Good essay, Howard. Seems as

Good essay, Howard. Seems as though I've met some of these people, in another place and time over the years.

RE: The above comment of "Maduck guys set the bar pretty high, but of course you are the "chosen, elite ones"!... Thank God (probably don't believe in him)your around for us poor mortals who wouldn't be able to make it thorugh without your self-serving guidence....I'm sure you are licking your chops to get Obama in too!!! Looking forward to the next self-serving, elitist Madduck article...You know it just isn't a perfect world."

Isn't it amazing how some minds remind you of a construction site that has been closed down because it wasn't up to code?

Some of you fella's don't

Some of you fella's don't get it. Leopold taught that conservation is a work in progress. There is no end. Your hunts are always works in progress. Your daily hunts end, but the passion for the next hunt doesn't. It's not about accumulating wealth through numbers. It's about wealth of knowledge and experiences gained in the field. It appears many see the flock for the bird. Not the individual birds that make the flock. The individuals in the club are what created the club (i.e. flock) but it's the accountability of the members that create the stigma and respect the club garners.

Some of you are looking for stigma by the numbers taken, or the respect for marksmanship. It's almost as though you had a child and wanted it to be 35, married with kids, and president of the company overnight- instead of taking the time and joy of raising them every day.

Guys who call me an

Guys who call me an "elitest" demonstrate their limitations: they can't even come up with a creative insult. This has nothing to do with Obama or that lady from Alaska. It has to do with conviction about matters that pertain to waterfowl. I believe in the traditions of our sport, the ethic of stewardship, sportsmanship and fair chase, the knowledge that our primary species are in decline and will disappear unless we change our ways. It is no accident that black ducks, canvasbacks, pintail and now mallards -- the species of our primary interest -- are all in serious trouble while our managers tell us that everything is fine. Exploding numbers of spoonbills and gadwalls punctuate their ineptitude as we do little or nothing for these species and care less about them. Nature's little joke.
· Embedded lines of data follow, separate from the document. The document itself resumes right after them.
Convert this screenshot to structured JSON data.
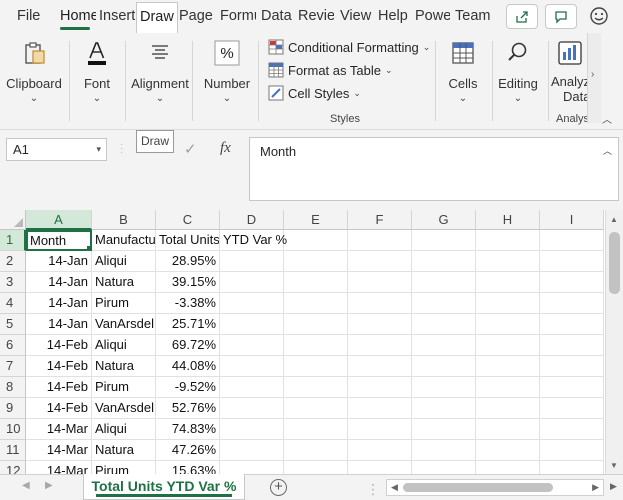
{
  "tabs": [
    {
      "label": "File"
    },
    {
      "label": "Home"
    },
    {
      "label": "Insert"
    },
    {
      "label": "Draw"
    },
    {
      "label": "Page"
    },
    {
      "label": "Formulas"
    },
    {
      "label": "Data"
    },
    {
      "label": "Review"
    },
    {
      "label": "View"
    },
    {
      "label": "Help"
    },
    {
      "label": "Power"
    },
    {
      "label": "Team"
    }
  ],
  "ribbon": {
    "clipboard": "Clipboard",
    "font": "Font",
    "alignment": "Alignment",
    "number": "Number",
    "conditional_formatting": "Conditional Formatting",
    "format_as_table": "Format as Table",
    "cell_styles": "Cell Styles",
    "styles_caption": "Styles",
    "cells": "Cells",
    "editing": "Editing",
    "analyze_data_1": "Analyze",
    "analyze_data_2": "Data",
    "analysis_caption": "Analysis"
  },
  "tooltip": "Draw",
  "formula_bar": {
    "name_box": "A1",
    "fx": "fx",
    "content": "Month"
  },
  "columns": [
    "A",
    "B",
    "C",
    "D",
    "E",
    "F",
    "G",
    "H",
    "I"
  ],
  "rows": [
    {
      "n": "1",
      "a": "Month",
      "b": "Manufacturer",
      "c": "Total Units",
      "d": "YTD Var %"
    },
    {
      "n": "2",
      "a": "14-Jan",
      "b": "Aliqui",
      "c": "28.95%",
      "d": ""
    },
    {
      "n": "3",
      "a": "14-Jan",
      "b": "Natura",
      "c": "39.15%",
      "d": ""
    },
    {
      "n": "4",
      "a": "14-Jan",
      "b": "Pirum",
      "c": "-3.38%",
      "d": ""
    },
    {
      "n": "5",
      "a": "14-Jan",
      "b": "VanArsdel",
      "c": "25.71%",
      "d": ""
    },
    {
      "n": "6",
      "a": "14-Feb",
      "b": "Aliqui",
      "c": "69.72%",
      "d": ""
    },
    {
      "n": "7",
      "a": "14-Feb",
      "b": "Natura",
      "c": "44.08%",
      "d": ""
    },
    {
      "n": "8",
      "a": "14-Feb",
      "b": "Pirum",
      "c": "-9.52%",
      "d": ""
    },
    {
      "n": "9",
      "a": "14-Feb",
      "b": "VanArsdel",
      "c": "52.76%",
      "d": ""
    },
    {
      "n": "10",
      "a": "14-Mar",
      "b": "Aliqui",
      "c": "74.83%",
      "d": ""
    },
    {
      "n": "11",
      "a": "14-Mar",
      "b": "Natura",
      "c": "47.26%",
      "d": ""
    },
    {
      "n": "12",
      "a": "14-Mar",
      "b": "Pirum",
      "c": "15.63%",
      "d": ""
    }
  ],
  "sheet": {
    "tab_name": "Total Units YTD Var %"
  },
  "colors": {
    "accent": "#1e7145",
    "ribbon_bg": "#f3f3f3"
  }
}
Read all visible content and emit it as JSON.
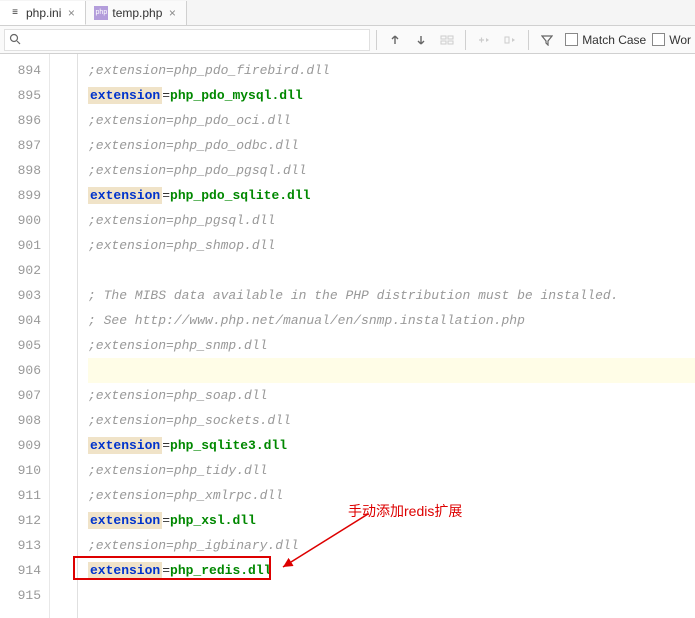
{
  "tabs": [
    {
      "name": "php.ini",
      "icon": "≡",
      "active": true
    },
    {
      "name": "temp.php",
      "icon": "php",
      "active": false
    }
  ],
  "toolbar": {
    "search_placeholder": "",
    "match_case": "Match Case",
    "words": "Wor"
  },
  "gutter_start": 894,
  "lines": [
    {
      "n": 894,
      "type": "comment",
      "text": ";extension=php_pdo_firebird.dll"
    },
    {
      "n": 895,
      "type": "kv",
      "key": "extension",
      "value": "php_pdo_mysql.dll"
    },
    {
      "n": 896,
      "type": "comment",
      "text": ";extension=php_pdo_oci.dll"
    },
    {
      "n": 897,
      "type": "comment",
      "text": ";extension=php_pdo_odbc.dll"
    },
    {
      "n": 898,
      "type": "comment",
      "text": ";extension=php_pdo_pgsql.dll"
    },
    {
      "n": 899,
      "type": "kv",
      "key": "extension",
      "value": "php_pdo_sqlite.dll"
    },
    {
      "n": 900,
      "type": "comment",
      "text": ";extension=php_pgsql.dll"
    },
    {
      "n": 901,
      "type": "comment",
      "text": ";extension=php_shmop.dll"
    },
    {
      "n": 902,
      "type": "blank",
      "text": ""
    },
    {
      "n": 903,
      "type": "comment",
      "text": "; The MIBS data available in the PHP distribution must be installed."
    },
    {
      "n": 904,
      "type": "comment",
      "text": "; See http://www.php.net/manual/en/snmp.installation.php"
    },
    {
      "n": 905,
      "type": "comment",
      "text": ";extension=php_snmp.dll"
    },
    {
      "n": 906,
      "type": "blank-hl",
      "text": ""
    },
    {
      "n": 907,
      "type": "comment",
      "text": ";extension=php_soap.dll"
    },
    {
      "n": 908,
      "type": "comment",
      "text": ";extension=php_sockets.dll"
    },
    {
      "n": 909,
      "type": "kv",
      "key": "extension",
      "value": "php_sqlite3.dll"
    },
    {
      "n": 910,
      "type": "comment",
      "text": ";extension=php_tidy.dll"
    },
    {
      "n": 911,
      "type": "comment",
      "text": ";extension=php_xmlrpc.dll"
    },
    {
      "n": 912,
      "type": "kv",
      "key": "extension",
      "value": "php_xsl.dll"
    },
    {
      "n": 913,
      "type": "comment",
      "text": ";extension=php_igbinary.dll"
    },
    {
      "n": 914,
      "type": "kv",
      "key": "extension",
      "value": "php_redis.dll"
    },
    {
      "n": 915,
      "type": "blank",
      "text": ""
    }
  ],
  "annotation": {
    "text": "手动添加redis扩展"
  }
}
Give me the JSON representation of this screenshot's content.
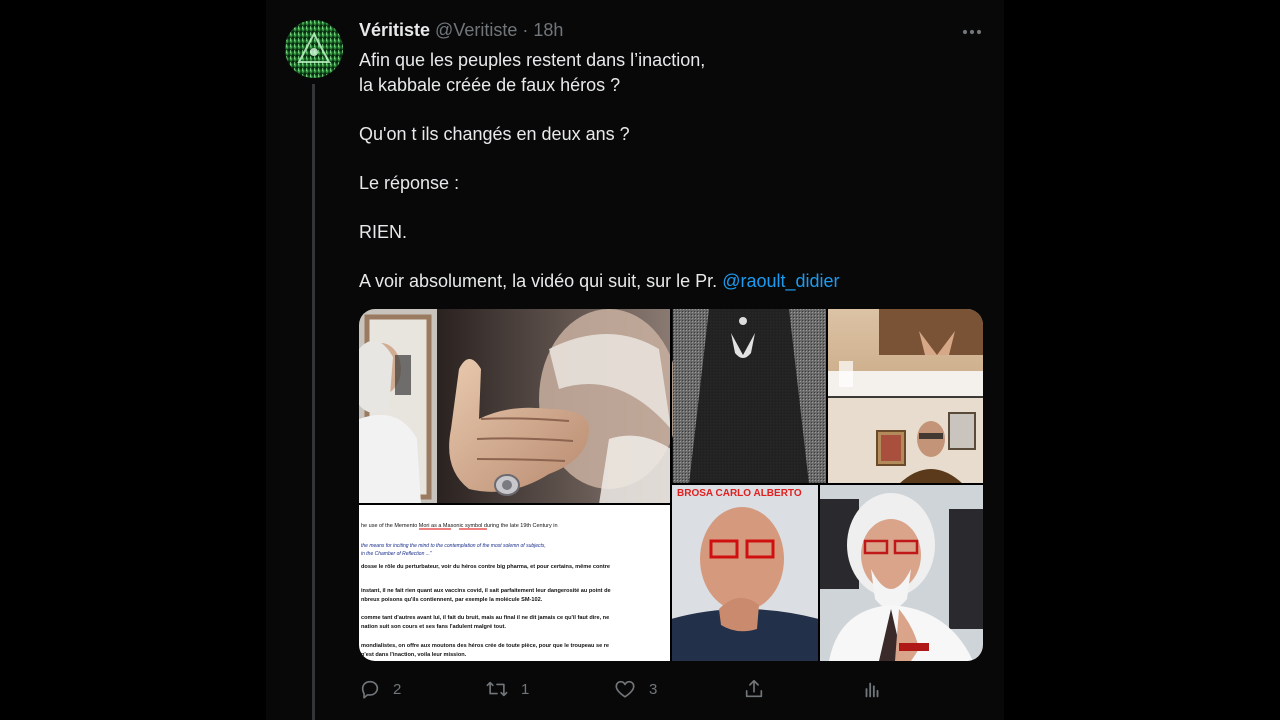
{
  "tweet": {
    "author": {
      "display_name": "Véritiste",
      "handle": "@Veritiste",
      "separator": "·",
      "time": "18h"
    },
    "text_lines": [
      "Afin que les peuples restent dans l’inaction,",
      "la kabbale créée de faux héros ?",
      "Qu'on t ils changés en deux ans ?",
      "Le réponse :",
      "RIEN.",
      "A voir absolument, la vidéo qui suit, sur le Pr."
    ],
    "mention": "@raoult_didier",
    "media": {
      "overlay_label": "BROSA CARLO ALBERTO",
      "document_lines": [
        "he use of the Memento Mori as a Masonic symbol during the late 19th Century in",
        "the means for inciting the mind to the contemplation of the most solemn of subjects,",
        "in the Chamber of Reflection ...\"",
        "dosse le rôle du perturbateur, voir du héros contre big pharma, et pour certains, même contre",
        "instant, il ne fait rien quant aux vaccins covid, il sait parfaitement leur dangerosité au point de",
        "nbreux poisons qu'ils contiennent, par exemple la molécule SM-102.",
        "comme tant d'autres avant lui, il fait du bruit, mais au final il ne dit jamais ce qu'il faut dire, ne",
        "nation suit son cours et ses fans l'adulent malgré tout.",
        "mondialistes, on offre aux moutons des héros crée de toute pièce, pour que le troupeau se re",
        "n'est dans l'inaction, voila leur mission."
      ]
    },
    "actions": {
      "replies": "2",
      "retweets": "1",
      "likes": "3"
    }
  },
  "icons": {
    "reply": "reply-icon",
    "retweet": "retweet-icon",
    "like": "heart-icon",
    "share": "share-icon",
    "analytics": "analytics-icon",
    "more": "more-icon"
  },
  "colors": {
    "background": "#000000",
    "text": "#e7e9ea",
    "secondary": "#71767b",
    "link": "#1d9bf0",
    "overlay_label": "#e02020"
  }
}
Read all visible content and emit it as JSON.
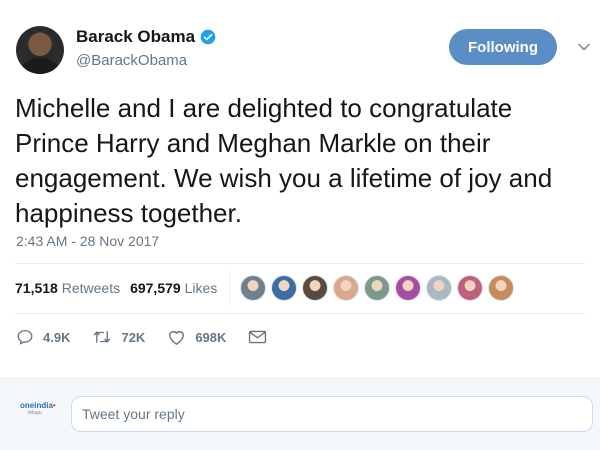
{
  "user": {
    "name": "Barack Obama",
    "handle": "@BarackObama",
    "verified": true
  },
  "follow_button": {
    "label": "Following",
    "color": "#5b8ec4"
  },
  "tweet": {
    "text": "Michelle and I are delighted to congratulate Prince Harry and Meghan Markle on their engagement. We wish you a lifetime of joy and happiness together.",
    "timestamp": "2:43 AM - 28 Nov 2017"
  },
  "stats": {
    "retweets_count": "71,518",
    "retweets_label": "Retweets",
    "likes_count": "697,579",
    "likes_label": "Likes"
  },
  "likers": [
    {
      "icon": "liker-avatar",
      "color": "#6e7f8e"
    },
    {
      "icon": "liker-avatar",
      "color": "#3a6ea5"
    },
    {
      "icon": "liker-avatar",
      "color": "#5a4a3f"
    },
    {
      "icon": "liker-avatar",
      "color": "#d8a98c"
    },
    {
      "icon": "liker-avatar",
      "color": "#7c9a8a"
    },
    {
      "icon": "liker-avatar",
      "color": "#a44ea0"
    },
    {
      "icon": "liker-avatar",
      "color": "#aab8c2"
    },
    {
      "icon": "liker-avatar",
      "color": "#c0607a"
    },
    {
      "icon": "liker-avatar",
      "color": "#c98b5a"
    }
  ],
  "actions": {
    "reply_count": "4.9K",
    "retweet_count": "72K",
    "like_count": "698K"
  },
  "reply": {
    "placeholder": "Tweet your reply",
    "logo_text": "oneindia",
    "logo_sub": "telugu"
  },
  "colors": {
    "text_primary": "#14171a",
    "text_secondary": "#657786",
    "verified_blue": "#1da1f2"
  }
}
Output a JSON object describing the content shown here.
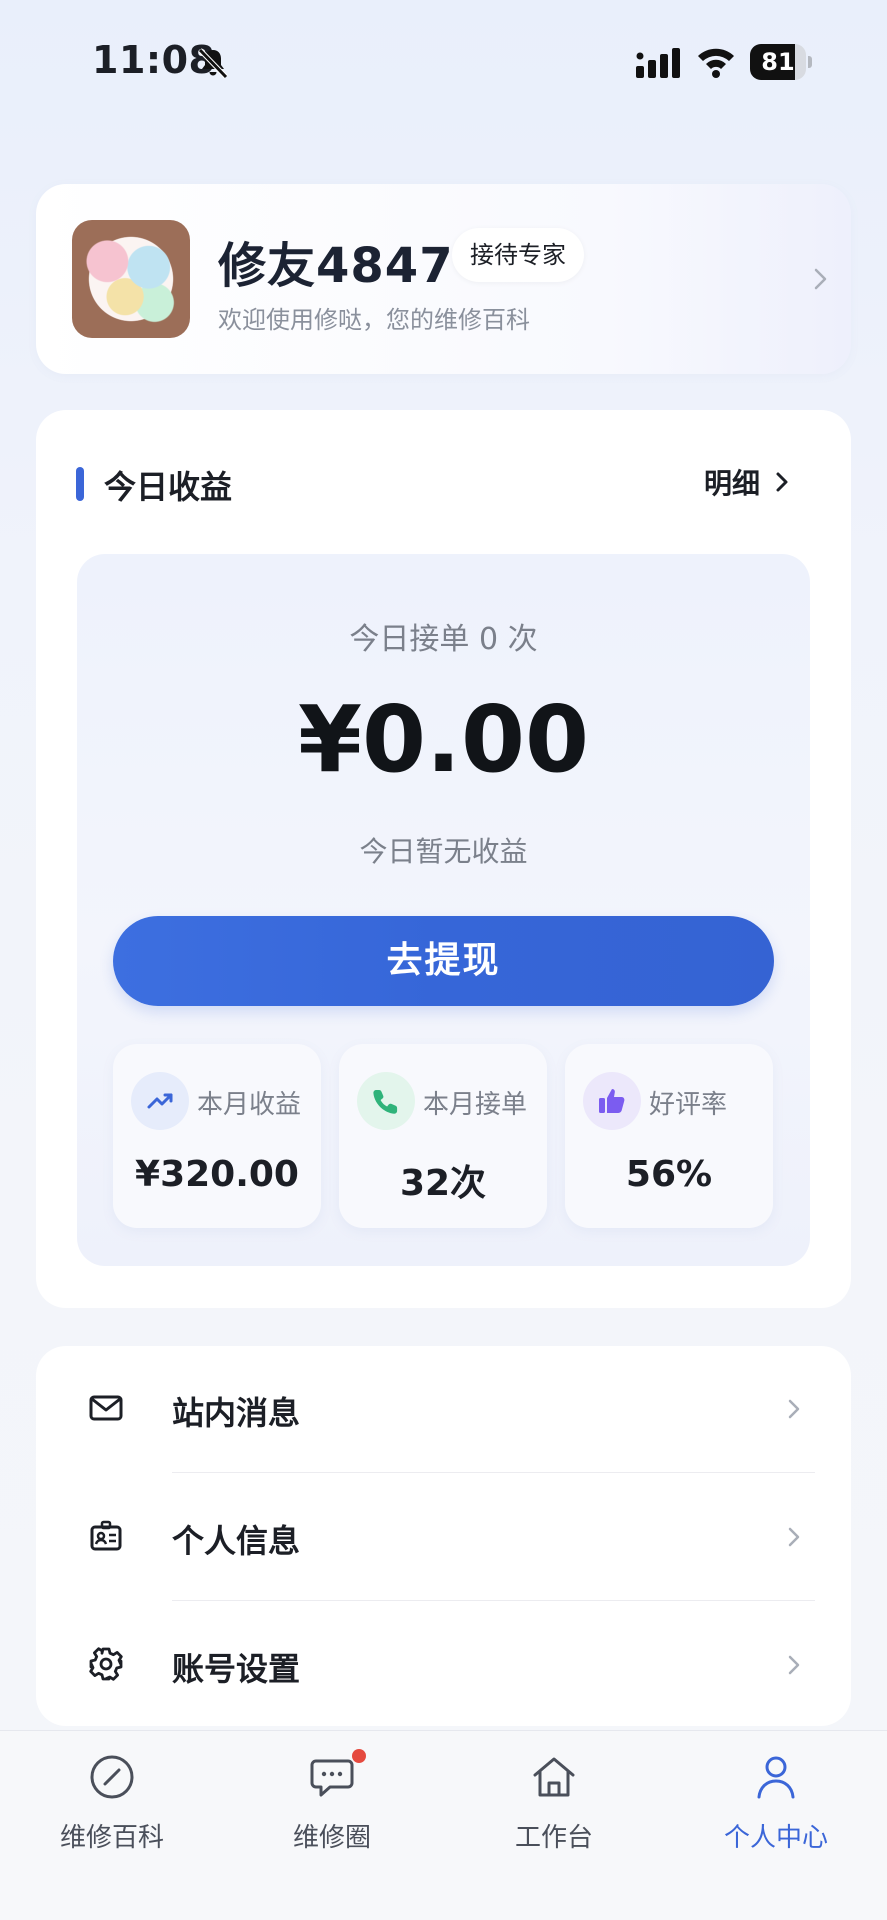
{
  "status_bar": {
    "time": "11:08",
    "battery_level": "81",
    "battery_fraction": 0.81
  },
  "profile": {
    "username": "修友4847",
    "role_badge": "接待专家",
    "welcome": "欢迎使用修哒，您的维修百科"
  },
  "earnings": {
    "title": "今日收益",
    "detail_link": "明细",
    "orders_today": "今日接单 0 次",
    "amount_today": "¥0.00",
    "no_income": "今日暂无收益",
    "withdraw_button": "去提现",
    "stats": [
      {
        "icon": "trend-up-icon",
        "label": "本月收益",
        "value": "¥320.00",
        "color": "#3b66d8"
      },
      {
        "icon": "phone-icon",
        "label": "本月接单",
        "value": "32次",
        "color": "#2fb37a"
      },
      {
        "icon": "thumbs-up-icon",
        "label": "好评率",
        "value": "56%",
        "color": "#7b5cf0"
      }
    ]
  },
  "menu": {
    "items": [
      {
        "icon": "mail-icon",
        "label": "站内消息"
      },
      {
        "icon": "id-card-icon",
        "label": "个人信息"
      },
      {
        "icon": "gear-icon",
        "label": "账号设置"
      }
    ]
  },
  "tab_bar": {
    "tabs": [
      {
        "icon": "compass-icon",
        "label": "维修百科"
      },
      {
        "icon": "chat-bubble-icon",
        "label": "维修圈",
        "has_badge": true
      },
      {
        "icon": "home-icon",
        "label": "工作台"
      },
      {
        "icon": "person-icon",
        "label": "个人中心",
        "active": true
      }
    ]
  },
  "colors": {
    "accent": "#3b66d8",
    "badge_dot": "#e54a3f"
  }
}
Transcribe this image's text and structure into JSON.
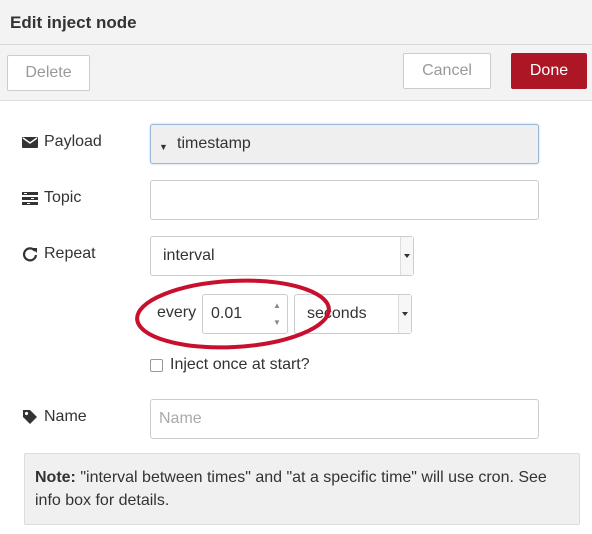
{
  "dialog": {
    "title": "Edit inject node"
  },
  "toolbar": {
    "delete_label": "Delete",
    "cancel_label": "Cancel",
    "done_label": "Done"
  },
  "payload": {
    "label": "Payload",
    "icon": "envelope-icon",
    "value": "timestamp"
  },
  "topic": {
    "label": "Topic",
    "icon": "tasks-icon",
    "value": ""
  },
  "repeat": {
    "label": "Repeat",
    "icon": "repeat-icon",
    "mode": "interval",
    "every_label": "every",
    "interval_value": "0.01",
    "units": "seconds"
  },
  "inject_once": {
    "label": "Inject once at start?",
    "checked": false
  },
  "name": {
    "label": "Name",
    "icon": "tag-icon",
    "placeholder": "Name",
    "value": ""
  },
  "note": {
    "prefix": "Note:",
    "text": " \"interval between times\" and \"at a specific time\" will use cron. See info box for details."
  },
  "colors": {
    "done_button": "#ad1625",
    "annotation": "#c8102e"
  }
}
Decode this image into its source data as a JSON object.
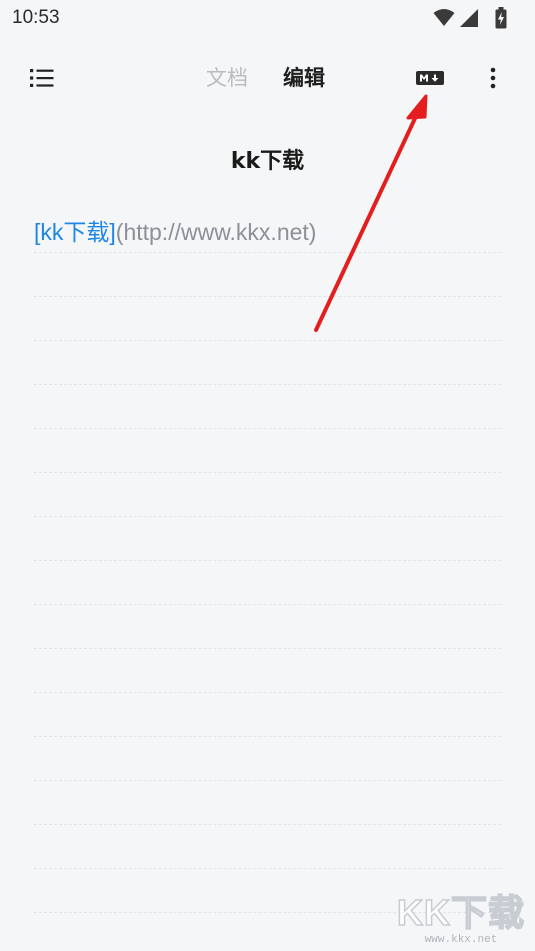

If tradition, stewardship, sportsmanship and fair chase make me an "elitest," then I stand guilty as charged and proud of it. Try it some time. You might find that it works for you, too.

Canvasbacks are NOT in

Canvasbacks are NOT in trouble. Look at the long-term population data. There are ups and downs annually, but over the last 50 years there's just no downward or upward trend in the North American population size. I wish Madduck would start focussing on habitat issues, which are much harder to track, than dwelling on population counts, which afterall, are indices to habitat quality or lack thereof. Real irreversible dramatic grassland and wetland habitat losses in the heart of the prairie pothole region of southern Canada have occurred over time and, as one reader posted, are accelerating as we squabble about the evil effects of perceived over-harvest. Habitat. Habitat. Habitat. Madduck, sound the alarm about the real cause of the decline in duck numbers. Oh, and then offer up some solutions.